In-place operation error - PyTorch1.6.0

This is my class definition:

class Tracker(nn.Module):
    def __init__(self):
        super(Tracker, self).__init__()
        self.bigru = nn.GRU(input_size=2, hidden_size=100, batch_first=True, bidirectional=True)
        self.fc1 = nn.Linear(200, 32)
        self.fc2 = nn.Linear(32, 2)
    def forward(self, inputs):
        x, states = self.bigru(inputs)
        x = self.fc1(x[:, -1, :])
        x = self.fc2(x)
        return x

While training I use loss.backward(retain_graph=True). But I get the error

RuntimeError: one of the variables needed for gradient computation has been modified by an inplace operation.

I went through couple of discussions on the topic and realized it was due to the in-place operation of a tensor.So I switched to the following code.

    def forward(self, inputs):
        x, states = self.bigru(inputs)
        k = x.clone()
        y = self.fc1(k[:, -1, :])
        z = self.fc2(y.clone())
        return z

The error still persists. Can anyone tell me where am I going wrong? Thanks!

Hi,

Can you enable anomaly mode?
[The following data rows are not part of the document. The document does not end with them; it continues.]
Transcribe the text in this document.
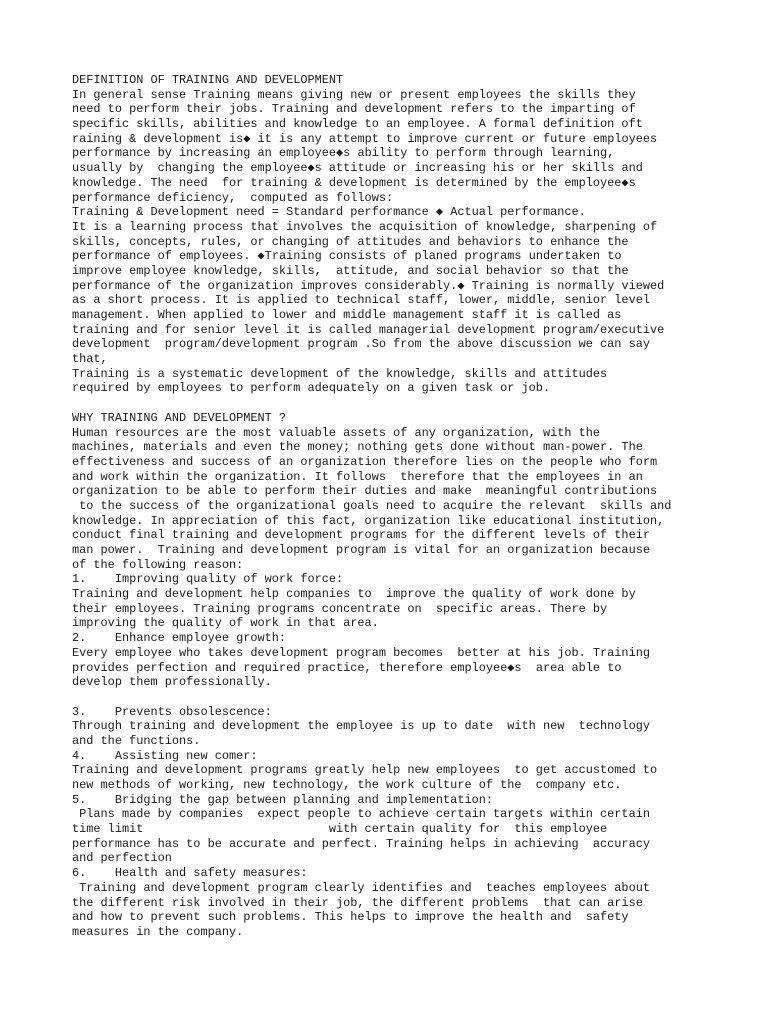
DEFINITION OF TRAINING AND DEVELOPMENT
In general sense Training means giving new or present employees the skills they
need to perform their jobs. Training and development refers to the imparting of
specific skills, abilities and knowledge to an employee. A formal definition oft
raining & development is◆ it is any attempt to improve current or future employees
performance by increasing an employee◆s ability to perform through learning,
usually by  changing the employee◆s attitude or increasing his or her skills and
knowledge. The need  for training & development is determined by the employee◆s
performance deficiency,  computed as follows:
Training & Development need = Standard performance ◆ Actual performance.
It is a learning process that involves the acquisition of knowledge, sharpening of
skills, concepts, rules, or changing of attitudes and behaviors to enhance the
performance of employees. ◆Training consists of planed programs undertaken to
improve employee knowledge, skills,  attitude, and social behavior so that the
performance of the organization improves considerably.◆ Training is normally viewed
as a short process. It is applied to technical staff, lower, middle, senior level
management. When applied to lower and middle management staff it is called as
training and for senior level it is called managerial development program/executive
development  program/development program .So from the above discussion we can say
that,
Training is a systematic development of the knowledge, skills and attitudes
required by employees to perform adequately on a given task or job.
WHY TRAINING AND DEVELOPMENT ?
Human resources are the most valuable assets of any organization, with the
machines, materials and even the money; nothing gets done without man-power. The
effectiveness and success of an organization therefore lies on the people who form
and work within the organization. It follows  therefore that the employees in an
organization to be able to perform their duties and make  meaningful contributions
to the success of the organizational goals need to acquire the relevant  skills and
knowledge. In appreciation of this fact, organization like educational institution,
conduct final training and development programs for the different levels of their
man power.  Training and development program is vital for an organization because
of the following reason:
1.    Improving quality of work force:
Training and development help companies to  improve the quality of work done by
their employees. Training programs concentrate on  specific areas. There by
improving the quality of work in that area.
2.    Enhance employee growth:
Every employee who takes development program becomes  better at his job. Training
provides perfection and required practice, therefore employee◆s  area able to
develop them professionally.
3.    Prevents obsolescence:
Through training and development the employee is up to date  with new  technology
and the functions.
4.    Assisting new comer:
Training and development programs greatly help new employees  to get accustomed to
new methods of working, new technology, the work culture of the  company etc.
5.    Bridging the gap between planning and implementation:
Plans made by companies  expect people to achieve certain targets within certain
time limit                          with certain quality for  this employee
performance has to be accurate and perfect. Training helps in achieving  accuracy
and perfection
6.    Health and safety measures:
Training and development program clearly identifies and  teaches employees about
the different risk involved in their job, the different problems  that can arise
and how to prevent such problems. This helps to improve the health and  safety
measures in the company.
That will show you which op had its input changed
https://pytorch.org/docs/stable/autograd.html#anomaly-detection

Hi,
I have done that but forgot to attach the error. Here it is:

File "venv\lib\site-packages\torch\nn\modules\module.py", line 722, in _call_impl
    result = self.forward(*input, **kwargs)
  File "src/del.py", line 76, in forward
    z = self.fc2(y.clone())
  File "venv\lib\site-packages\torch\nn\modules\module.py", line 722, in _call_impl
    result = self.forward(*input, **kwargs)
  File "venv\lib\site-packages\torch\nn\modules\linear.py", line 91, in forward
    return F.linear(input, self.weight, self.bias)
  File "venv\lib\site-packages\torch\nn\functional.py", line 1674, in linear
    ret = torch.addmm(bias, input, weight.t())

So that means that an input to your linear layer was modified inplace.
Since from the stack trace you clone the input to make sure it is not this one, then I guess it is the weights, which are most like modified by your optimizer when you do optimizer.step() ?

            tracker_opt.zero_grad()
            tracker_out = tracker_model(tracker_in.float())
            loss = nn.MSELoss()
            loss_tracker = loss(tracker_out, torch.as_tensor(np.concatenate([np.real(temp)[:, None],
                                                                             np.imag(temp)[:, None]], axis=1)).float())
            loss_tracker.backward(retain_graph=True)
            tracker_opt.step()
            tracker_in = tracker_out[:, None, :]

This is my training loop. Before I do optimizer.step(), I do not make any changes I believe. Do you spot anything wrong?

What I mean is that optimizer.step() is an inplace operation. So if you try to backward again after doing the optimizer step without re-doing the forward, you will see this error.
Is your code doing something like:

out = model(inp)
first_loss = bar(out, label)
first_loss.backward(retain_graph=True)
opt.step()

opt.zero_grad()
second_loss = baz(out, label)
second_loss.backward()  # This will fail if model has a Linear
# Because the Linear's weight were modified inplace above and
# this backward cannot be done anymore.

Oh I see.
My training method and loop is attached below

def train(tracker_model, tracker_opt, epoch, _):
    global train_tracker
    if train_tracker:
        global tracker_inputs

        tracker_in = torch.as_tensor(np.concatenate([np.real(tracker_inputs)[:, None, None],
                                                     np.imag(tracker_inputs)[:, None, None]], axis=2))
        for i in range(epoch):
            tracker_model.train()
            tracker_opt.zero_grad()
            tracker_out = tracker_model(tracker_in.float())
            loss = nn.MSELoss()
            temp = generate_ar_sequence(16)
            loss_tracker = loss(tracker_out, torch.as_tensor(np.concatenate([np.real(temp)[:, None],
                                                                             np.imag(temp)[:, None]], axis=1)).float())
            loss_tracker.backward(retain_graph=True)
            tracker_opt.step()
            tracker_in = tracker_out[:, None, :]
        train_tracker = False
        tracker_model.eval()

This looks ok I think.
Note that you don’t need retain_graph=True here right? You don’t actually plan to backward on that graph again?

Ok, maybe I don’t understand retain_graph correctly. Isn’t loss_tracker.backward() required at every iteration?

retain_graph is only needed if you call backward again without calling forward again. If you only call things once, there is no need for it.